Le juge Lutchmyparsad Aujayeb, siégeant en Cour d’assises, a entendu les soumissions des avocates impliquées dans l’affaire Kusraj Lutchigadoo, mardi. Cette affaire, qui était en attente d’un jugement, avait été rouverte pour entendre deux nouveaux témoins dans cette affaire. Toutefois, dans son intervention en Cour, Me Bhavna Bhagwan, la représentante du Directeur des Poursuites Publiques (DPP), a remis en question la crédibilité des témoins Rajiah et Reddi.
Kusraj Lutchigadoo répond d’une accusation de drug dealing with aggravating circumstances namely: attempt to possess synthetic cannabinoids for the purpose of distribution with an averment of trafficking, en infraction avec les dispositions de la Dangerous Drugs Act.

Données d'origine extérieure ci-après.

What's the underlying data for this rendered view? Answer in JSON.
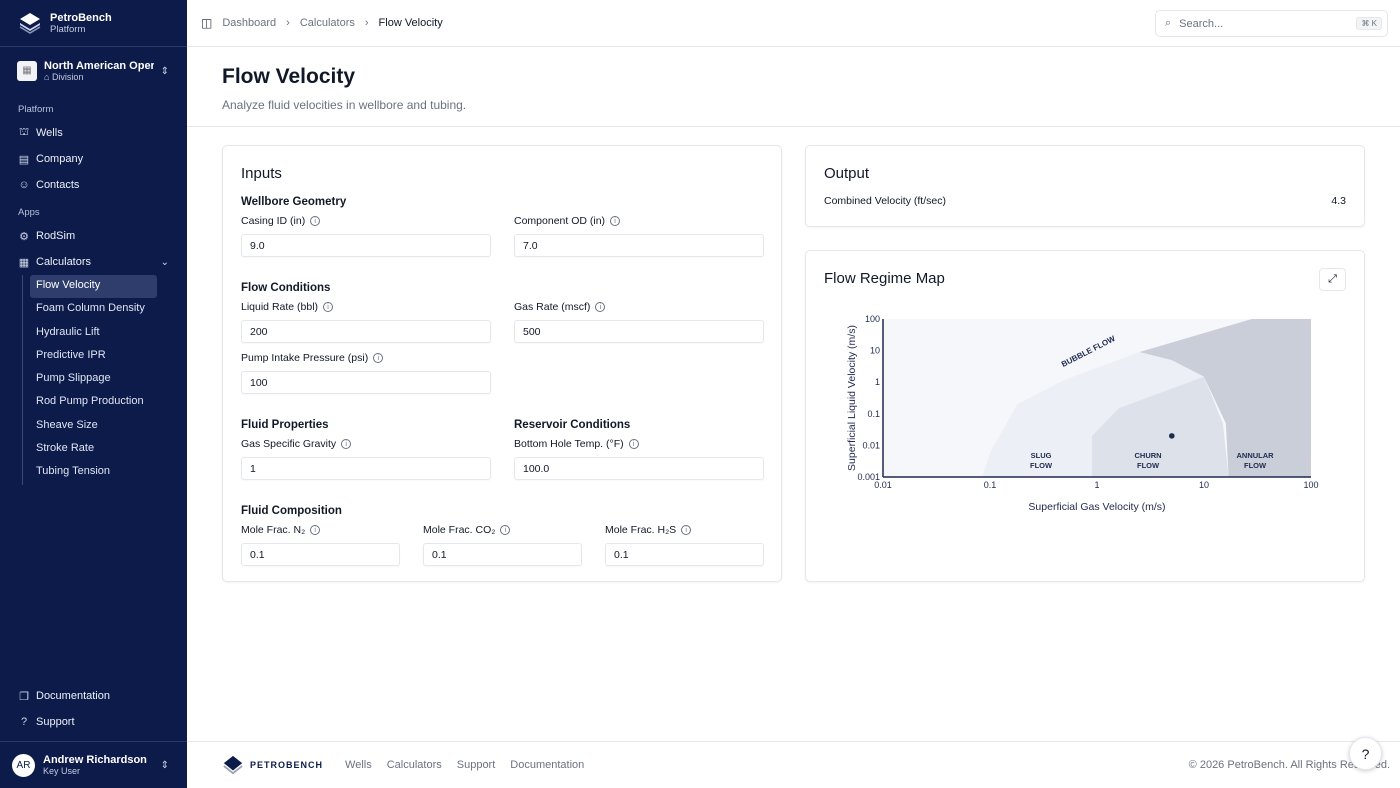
{
  "brand": {
    "name": "PetroBench",
    "sub": "Platform",
    "footer_logo": "PETROBENCH"
  },
  "org": {
    "name": "North American Operations",
    "type": "Division"
  },
  "sidebar": {
    "platform_label": "Platform",
    "platform": [
      {
        "label": "Wells",
        "icon": "wells-icon"
      },
      {
        "label": "Company",
        "icon": "building-icon"
      },
      {
        "label": "Contacts",
        "icon": "users-icon"
      }
    ],
    "apps_label": "Apps",
    "apps": [
      {
        "label": "RodSim",
        "icon": "rodsim-icon"
      },
      {
        "label": "Calculators",
        "icon": "calculator-icon"
      }
    ],
    "calculators": [
      "Flow Velocity",
      "Foam Column Density",
      "Hydraulic Lift",
      "Predictive IPR",
      "Pump Slippage",
      "Rod Pump Production",
      "Sheave Size",
      "Stroke Rate",
      "Tubing Tension"
    ],
    "bottom": [
      {
        "label": "Documentation"
      },
      {
        "label": "Support"
      }
    ]
  },
  "user": {
    "initials": "AR",
    "name": "Andrew Richardson",
    "role": "Key User"
  },
  "breadcrumb": [
    "Dashboard",
    "Calculators",
    "Flow Velocity"
  ],
  "search": {
    "placeholder": "Search...",
    "shortcut": "⌘ K"
  },
  "page": {
    "title": "Flow Velocity",
    "subtitle": "Analyze fluid velocities in wellbore and tubing."
  },
  "inputs": {
    "title": "Inputs",
    "wellbore": {
      "title": "Wellbore Geometry",
      "casing_label": "Casing ID (in)",
      "casing": "9.0",
      "od_label": "Component OD (in)",
      "od": "7.0"
    },
    "flow": {
      "title": "Flow Conditions",
      "liquid_label": "Liquid Rate (bbl)",
      "liquid": "200",
      "gas_label": "Gas Rate (mscf)",
      "gas": "500",
      "pip_label": "Pump Intake Pressure (psi)",
      "pip": "100"
    },
    "fluid": {
      "title": "Fluid Properties",
      "sg_label": "Gas Specific Gravity",
      "sg": "1"
    },
    "reservoir": {
      "title": "Reservoir Conditions",
      "bht_label": "Bottom Hole Temp. (°F)",
      "bht": "100.0"
    },
    "comp": {
      "title": "Fluid Composition",
      "n2_label": "Mole Frac. N₂",
      "n2": "0.1",
      "co2_label": "Mole Frac. CO₂",
      "co2": "0.1",
      "h2s_label": "Mole Frac. H₂S",
      "h2s": "0.1"
    }
  },
  "output": {
    "title": "Output",
    "label": "Combined Velocity (ft/sec)",
    "value": "4.3"
  },
  "map": {
    "title": "Flow Regime Map"
  },
  "chart_data": {
    "type": "scatter",
    "xlabel": "Superficial Gas Velocity (m/s)",
    "ylabel": "Superficial Liquid Velocity (m/s)",
    "xscale": "log",
    "yscale": "log",
    "xlim": [
      0.01,
      100
    ],
    "ylim": [
      0.001,
      100
    ],
    "xticks": [
      "0.01",
      "0.1",
      "1",
      "10",
      "100"
    ],
    "yticks": [
      "0.001",
      "0.01",
      "0.1",
      "1",
      "10",
      "100"
    ],
    "point": {
      "x": 5,
      "y": 0.02
    },
    "regions": [
      {
        "name": "BUBBLE FLOW",
        "color": "#f5f7fb"
      },
      {
        "name": "SLUG FLOW",
        "color": "#eceff6",
        "polygon": [
          [
            0.085,
            0.001
          ],
          [
            0.1,
            0.006
          ],
          [
            0.18,
            0.2
          ],
          [
            0.5,
            1.2
          ],
          [
            2.5,
            9
          ],
          [
            5,
            5
          ],
          [
            10,
            1.5
          ],
          [
            15,
            0.05
          ],
          [
            17,
            0.001
          ]
        ]
      },
      {
        "name": "CHURN FLOW",
        "color": "#dde1e9",
        "polygon": [
          [
            0.9,
            0.001
          ],
          [
            0.9,
            0.02
          ],
          [
            1.6,
            0.15
          ],
          [
            10,
            1.5
          ],
          [
            15,
            0.05
          ],
          [
            17,
            0.001
          ]
        ]
      },
      {
        "name": "ANNULAR FLOW",
        "color": "#c9ced8",
        "polygon": [
          [
            17,
            0.001
          ],
          [
            16,
            0.05
          ],
          [
            10,
            1.5
          ],
          [
            5,
            5
          ],
          [
            2.5,
            9
          ],
          [
            28,
            100
          ],
          [
            100,
            100
          ],
          [
            100,
            0.001
          ]
        ]
      }
    ]
  },
  "footer": {
    "links": [
      "Wells",
      "Calculators",
      "Support",
      "Documentation"
    ],
    "copyright": "© 2026 PetroBench. All Rights Reserved."
  }
}
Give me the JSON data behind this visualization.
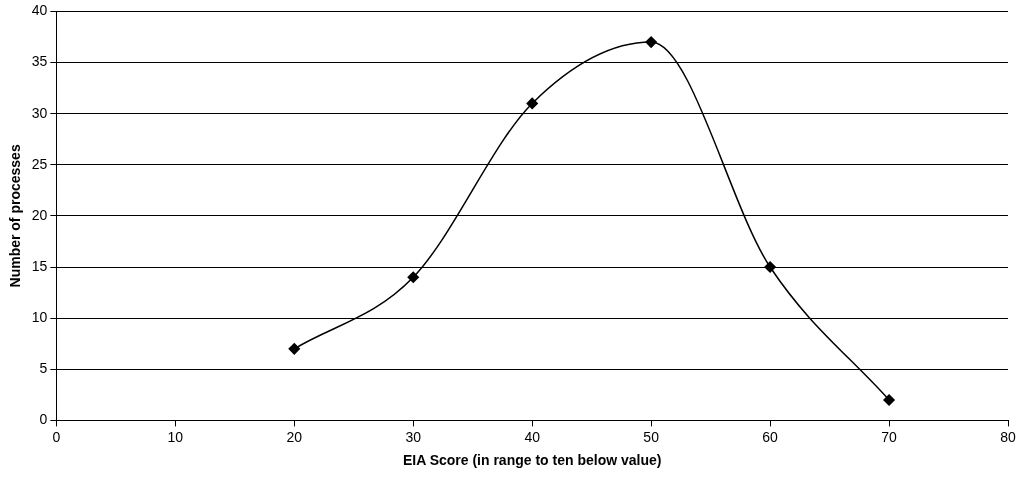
{
  "chart_data": {
    "type": "line",
    "xlabel": "EIA Score (in range to ten below value)",
    "ylabel": "Number of processes",
    "x": [
      20,
      30,
      40,
      50,
      60,
      70
    ],
    "series": [
      {
        "color": "#000000",
        "values": [
          7,
          14,
          31,
          37,
          15,
          2
        ]
      }
    ],
    "xlim": [
      0,
      80
    ],
    "xticks": [
      0,
      10,
      20,
      30,
      40,
      50,
      60,
      70,
      80
    ],
    "ylim": [
      0,
      40
    ],
    "yticks": [
      0,
      5,
      10,
      15,
      20,
      25,
      30,
      35,
      40
    ],
    "grid": "y",
    "legend": false,
    "marker": "diamond",
    "line_style": "solid"
  }
}
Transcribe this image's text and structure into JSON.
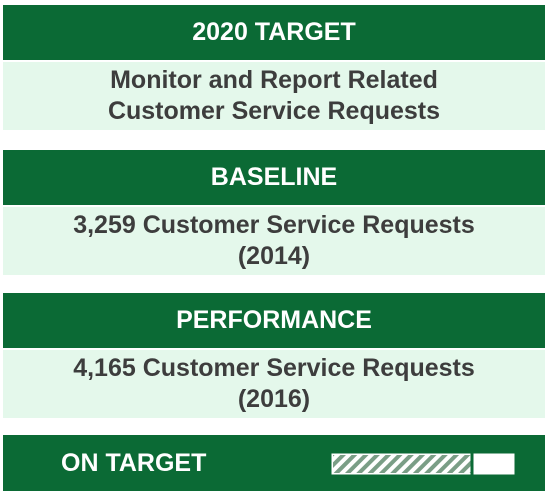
{
  "sections": [
    {
      "title": "2020 TARGET",
      "lines": [
        "Monitor and Report Related",
        "Customer Service Requests"
      ]
    },
    {
      "title": "BASELINE",
      "lines": [
        "3,259 Customer Service Requests",
        "(2014)"
      ]
    },
    {
      "title": "PERFORMANCE",
      "lines": [
        "4,165 Customer Service Requests",
        "(2016)"
      ]
    }
  ],
  "status": {
    "label": "ON TARGET"
  }
}
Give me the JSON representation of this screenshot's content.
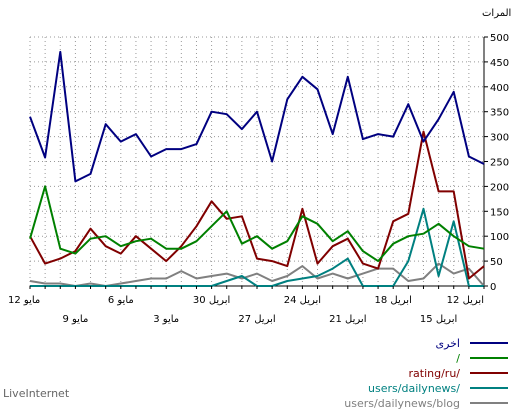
{
  "chart_data": {
    "type": "line",
    "unit_label": "المرات",
    "ylim": [
      0,
      500
    ],
    "y_ticks": [
      0,
      50,
      100,
      150,
      200,
      250,
      300,
      350,
      400,
      450,
      500
    ],
    "x_ticks_top": [
      "12 مايو",
      "6 مايو",
      "30 ابريل",
      "24 ابريل",
      "18 ابريل",
      "12 ابريل"
    ],
    "x_ticks_bottom": [
      "9 مايو",
      "3 مايو",
      "27 ابريل",
      "21 ابريل",
      "15 ابريل"
    ],
    "grid": true,
    "legend_position": "bottom-right",
    "series": [
      {
        "name": "اخرى",
        "color": "#000080",
        "values": [
          340,
          258,
          470,
          210,
          225,
          325,
          290,
          305,
          260,
          275,
          275,
          285,
          350,
          345,
          315,
          350,
          250,
          375,
          420,
          395,
          305,
          420,
          295,
          305,
          300,
          365,
          290,
          335,
          390,
          260,
          245
        ]
      },
      {
        "name": "/",
        "color": "#008000",
        "values": [
          95,
          200,
          75,
          65,
          95,
          100,
          80,
          90,
          95,
          75,
          75,
          90,
          120,
          150,
          85,
          100,
          75,
          90,
          140,
          125,
          90,
          110,
          70,
          50,
          85,
          100,
          105,
          125,
          100,
          80,
          75
        ]
      },
      {
        "name": "rating/ru/",
        "color": "#800000",
        "values": [
          100,
          45,
          55,
          70,
          115,
          80,
          65,
          100,
          75,
          50,
          80,
          120,
          170,
          135,
          140,
          55,
          50,
          40,
          155,
          45,
          80,
          95,
          45,
          35,
          130,
          145,
          310,
          190,
          190,
          15,
          40
        ]
      },
      {
        "name": "users/dailynews/",
        "color": "#008080",
        "values": [
          0,
          0,
          0,
          0,
          0,
          0,
          0,
          0,
          0,
          0,
          0,
          0,
          0,
          10,
          20,
          0,
          0,
          10,
          15,
          20,
          35,
          55,
          0,
          0,
          0,
          50,
          155,
          20,
          130,
          0,
          0
        ]
      },
      {
        "name": "users/dailynews/blog",
        "color": "#808080",
        "values": [
          10,
          5,
          5,
          0,
          5,
          0,
          5,
          10,
          15,
          15,
          30,
          15,
          20,
          25,
          15,
          25,
          10,
          20,
          40,
          15,
          25,
          15,
          25,
          35,
          35,
          10,
          15,
          45,
          25,
          35,
          0
        ]
      }
    ]
  },
  "brand": "LiveInternet"
}
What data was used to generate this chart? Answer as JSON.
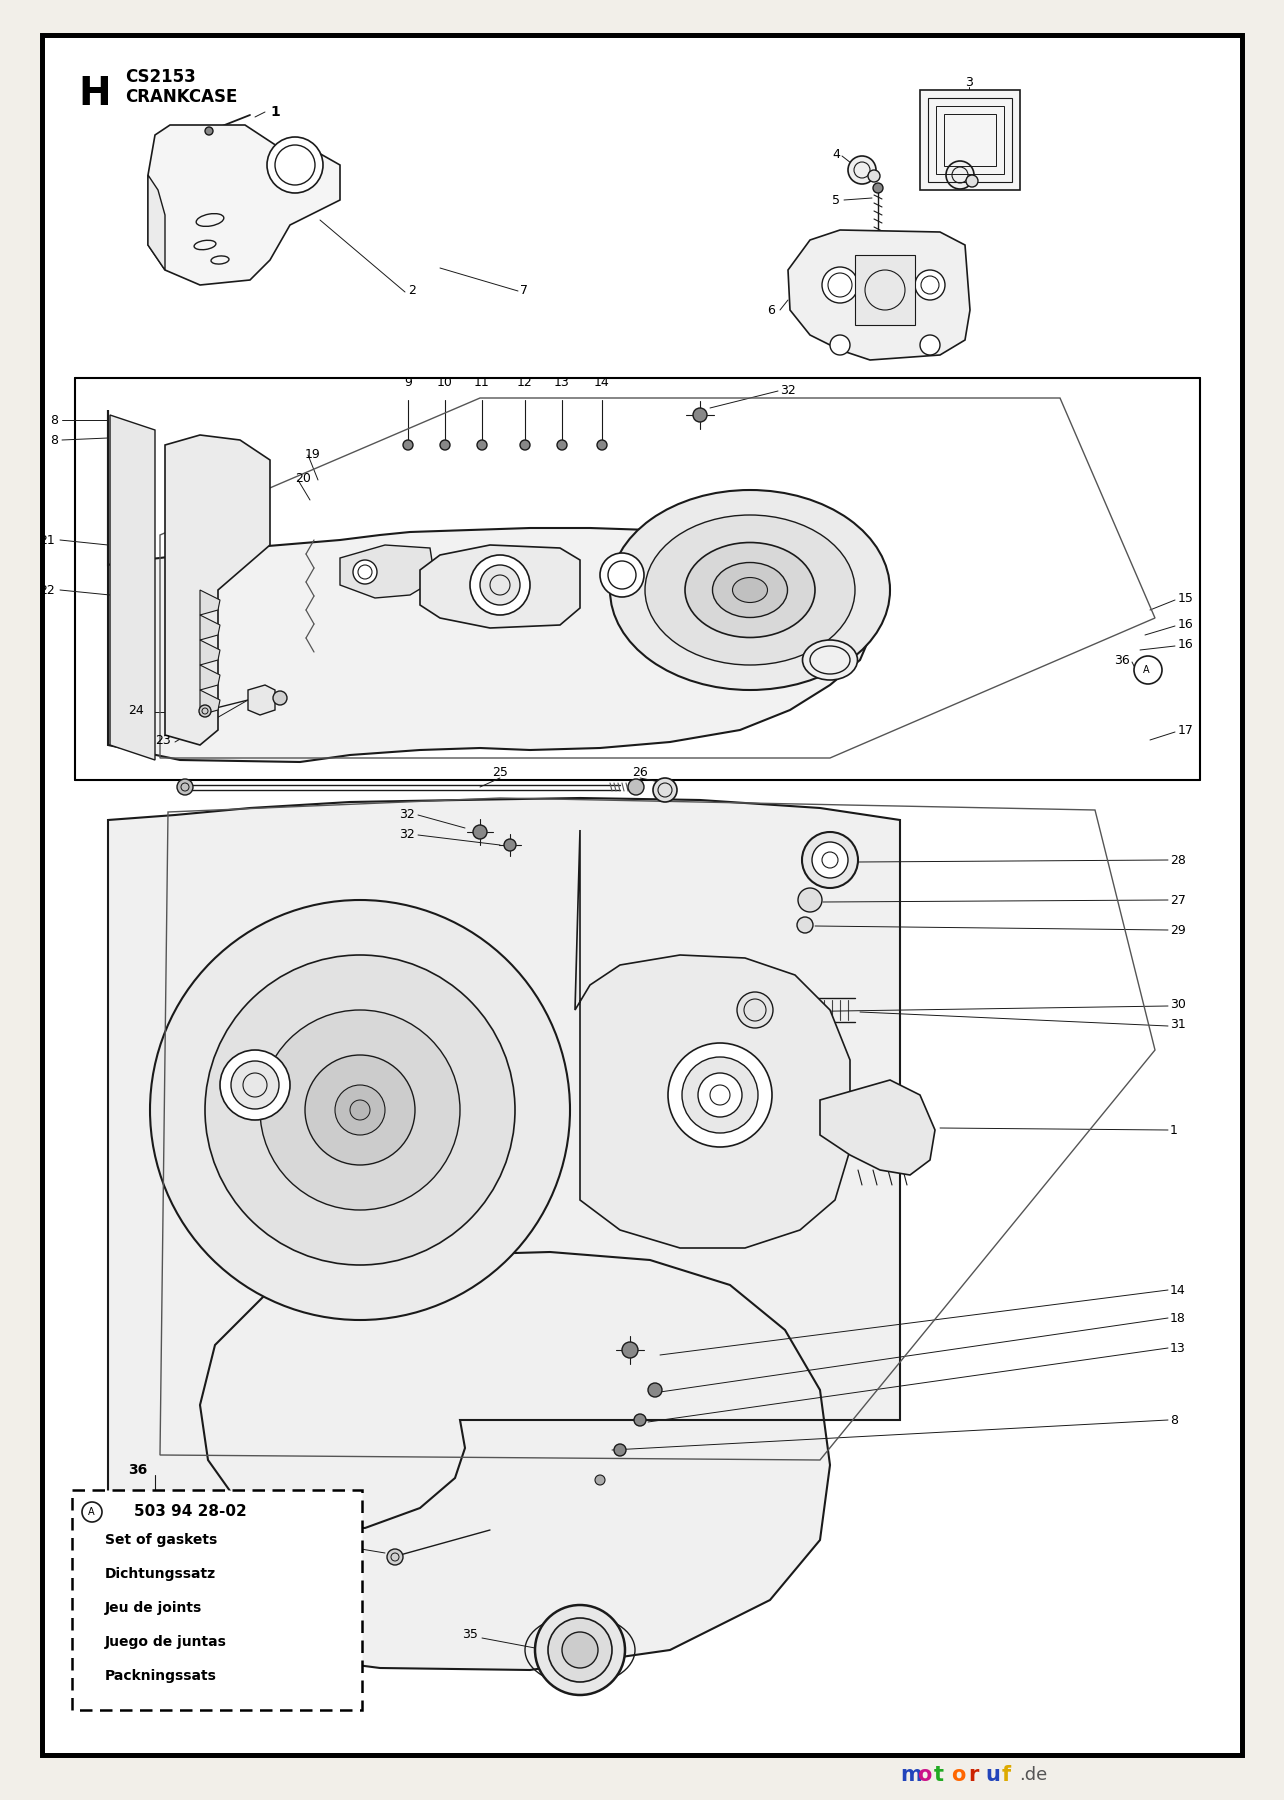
{
  "page_bg": "#f2efe9",
  "inner_bg": "#ffffff",
  "border_color": "#000000",
  "line_color": "#1a1a1a",
  "header_h": "H",
  "header_model": "CS2153",
  "header_section": "CRANKCASE",
  "motoruf_colors": {
    "m": "#2244bb",
    "o": "#cc1188",
    "t": "#22aa22",
    "o2": "#ff6600",
    "r": "#cc2200",
    "u": "#2244bb",
    "f": "#ddaa00",
    "de": "#555555"
  },
  "legend": {
    "part_number": "503 94 28-02",
    "lines": [
      "Set of gaskets",
      "Dichtungssatz",
      "Jeu de joints",
      "Juego de juntas",
      "Packningssats"
    ]
  }
}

Il est reproché d’avoir essayé de prendre possession de deux colis de drogue synthétique, d’un poids total de 2.5 kg le 27 février 2018 à Ébène, qui lui avait été livrée de France par DHL. Le destinataire du colis était listé comme Keshav Ramsurn.
Le livreur de la DHL était un dénommé Frédéric Annea. Ce dernier participait en fait à un exercice de Controlled Delivery montée par l’Anti-Drug and Smuggling Unit (ADSU), ce qui avait débouché sur l’arrestation du dénommé Lutchigadoo. Annea avait ensuite été le principal témoin à charge contre lui.
Mais alors que le procès intenté contre Lutchigadoo en Cour d’Assises avait pris fin en mars 2022, et que la Cour devait rendre son jugement dans cette affaire, son avocat, Me Gavin Glover, Senior Counsel, avait en mai 2024, demandé à la Cour de rouvrir le procès pour prendre connaissance de nouvelles preuves disculpant le prévenu. Le juge Aujayeb avait accédé à cette requête et ordonné la réouverture du procès le 23 février 2026.
Un dénommé Mahesh Rajiah avait ainsi expliqué en Cour qu’il connaissait le « vrai » Keshav Ramsurn, et qu’il ne s’agissait pas de Lutchigadoo.
Un policier, Basana Reddi, condamné dans une autre affaire de drogue, a, pour sa part, expliqué que, alors qu’il était On Remand, il avait rencontré le dénommé Annea. Ce dernier lui aurait expliqué que les policiers lui avaient dit d’incriminer Lutchigadoo, en échange de son immunité. Le policier avait expliqué qu’il ne voulait pas qu’une personne innocente croupisse en prison et avait décidé de tout dévoiler.
« Témoins de complaisance »
Me Bhagwan a indiqué qu’au vu de certaines incohérences dans les témoignages de Rajiah et de Reddi, leur crédibilité a été mise à rude épreuve et que la Cour devait ignorer complètement leurs témoignages. Elle s’est demandé pourquoi ils ont attendu deux ans, depuis la fin du procès en 2022, avant de venir de l’avant en 2024. Elle les a accusés d’être des « témoins de complaisance » en faveur de l’accusé.
Me Yanilla Moonshiram, Senior Counsel, assurant la défense de Kusraj Lutchigadoo, a pour sa part soutenu que le témoin clé dans cette affaire, Fréderic Annea, avait inventé toute cette affaire pour incriminer Lutchigadoo. Il avait ainsi été promis une immunité par les policiers de l’ADSU s’il témoignait à charge contre Lutchigadoo. Elle a ensuite fait ressortir que toutes les affaires qui avaient été logées contre Annea avaient éventuellement été rayées. Elle a dénoncé la parade d’identification où Annea avait été demandé d’identifier Lutchigadoo comme un Sham.
Elle a également soutenu que le policier Reddi ne connaissait pas Lutchigadoo, et n’avait aucune raison d’être un témoin de complaisance. Elle a décrit Reddi comme un « coherent and credible witness ».
La cour rendra son jugement à une date qui sera notifiée aux parties par circulaire.